Cramer says Nvidia should be allowed to sell AI chips in China as H200 approvals remain unresolved
The Facts
- Jim Cramer said Nvidia should be allowed to sell artificial intelligence chips in China.
- Cramer argued that restricting Nvidia's sales could push Chinese companies to develop more homegrown chip alternatives.
- The U.S. has cleared about 10 Chinese firms to buy Nvidia's H200 AI chips.
- No H200 deliveries to those approved Chinese buyers had taken place at the time of the reports.
- Nvidia CEO Jensen Huang joined President Donald Trump's trip to Beijing as Nvidia sought progress on chip sales in China.
- The issue matters because Nvidia's access to China is being shaped by U.S.-China technology tensions and export controls, even where U.S. approvals have been granted.
- A key unresolved issue is whether approvals will translate into actual shipments, as trade talks in Beijing did not produce a major breakthrough on chip exports.
How left and right are reading this
- Both agree
- Approvals alone have not resolved Nvidia’s China business: despite U.S. clearance for some Chinese buyers and high-level lobbying, no H200 shipments had occurred, showing that export controls and broader U.S.-China tensions still govern what happens in practice.
- They split on
- Less a disagreement than a question of emphasis: the strategic risk that restricting Nvidia could speed China’s homegrown chip development, versus the immediate credibility gap between formal U.S. approvals and the absence of actual deliveries.
Context
What did Cramer say about Nvidia selling chips in China?

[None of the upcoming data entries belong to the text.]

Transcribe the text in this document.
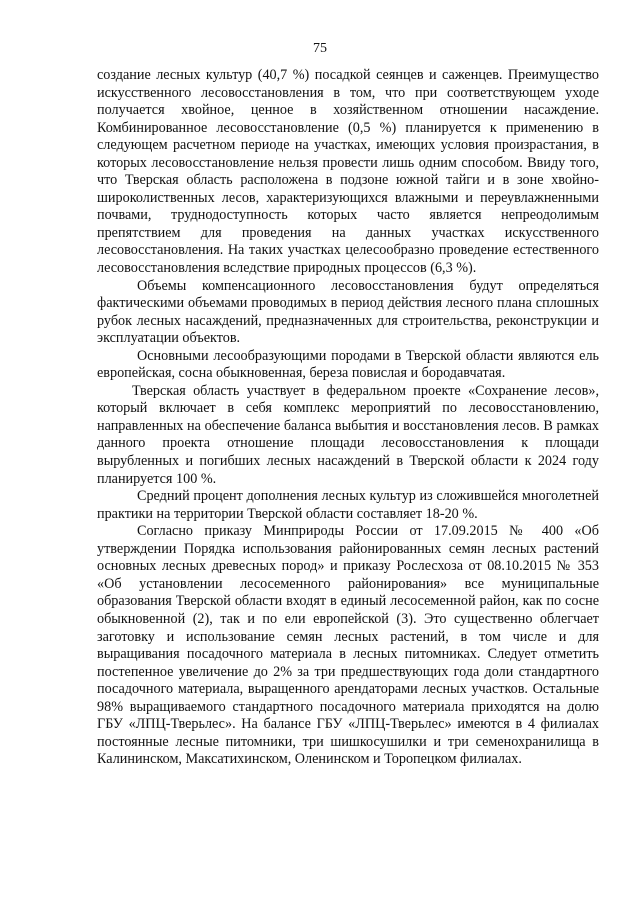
75

создание лесных культур (40,7 %) посадкой сеянцев и саженцев. Преимущество искусственного лесовосстановления в том, что при соответствующем уходе получается хвойное, ценное в хозяйственном отношении насаждение. Комбинированное лесовосстановление (0,5 %) планируется к применению в следующем расчетном периоде на участках, имеющих условия произрастания, в которых лесовосстановление нельзя провести лишь одним способом. Ввиду того, что Тверская область расположена в подзоне южной тайги и в зоне хвойно-широколиственных лесов, характеризующихся влажными и переувлажненными почвами, труднодоступность которых часто является непреодолимым препятствием для проведения на данных участках искусственного лесовосстановления. На таких участках целесообразно проведение естественного лесовосстановления вследствие природных процессов (6,3 %).

Объемы компенсационного лесовосстановления будут определяться фактическими объемами проводимых в период действия лесного плана сплошных рубок лесных насаждений, предназначенных для строительства, реконструкции и эксплуатации объектов.

Основными лесообразующими породами в Тверской области являются ель европейская, сосна обыкновенная, береза повислая и бородавчатая.

Тверская область участвует в федеральном проекте «Сохранение лесов», который включает в себя комплекс мероприятий по лесовосстановлению, направленных на обеспечение баланса выбытия и восстановления лесов. В рамках данного проекта отношение площади лесовосстановления к площади вырубленных и погибших лесных насаждений в Тверской области к 2024 году планируется 100 %.

Средний процент дополнения лесных культур из сложившейся многолетней практики на территории Тверской области составляет 18-20 %.

Согласно приказу Минприроды России от 17.09.2015 № 400 «Об утверждении Порядка использования районированных семян лесных растений основных лесных древесных пород» и приказу Рослесхоза от 08.10.2015 № 353 «Об установлении лесосеменного районирования» все муниципальные образования Тверской области входят в единый лесосеменной район, как по сосне обыкновенной (2), так и по ели европейской (3). Это существенно облегчает заготовку и использование семян лесных растений, в том числе и для выращивания посадочного материала в лесных питомниках. Следует отметить постепенное увеличение до 2% за три предшествующих года доли стандартного посадочного материала, выращенного арендаторами лесных участков. Остальные 98% выращиваемого стандартного посадочного материала приходятся на долю ГБУ «ЛПЦ-Тверьлес». На балансе ГБУ «ЛПЦ-Тверьлес» имеются в 4 филиалах постоянные лесные питомники, три шишкосушилки и три семенохранилища в Калининском, Максатихинском, Оленинском и Торопецком филиалах.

Cramer said Nvidia should be allowed to sell AI chips in China and argued that keeping Chinese firms dependent on U.S. technology would be better than forcing them to build competing products CNBC.
What is the current status of Nvidia's H200 sales to China?
Reports said the U.S. cleared roughly 10 Chinese companies to buy Nvidia's H200 chips, but no deliveries had been made at the time of publication CNBC,Reuters.
Why is this still unresolved if U.S. approvals were granted?
The broader dispute over semiconductor export controls remains unsettled. Reuters reported shipments had not begun despite U.S. clearance, and U.S. Trade Representative Jamieson Greer said chip export controls were not a major topic in the Beijing talks, suggesting no near-term breakthrough Reuters,Yahoo News.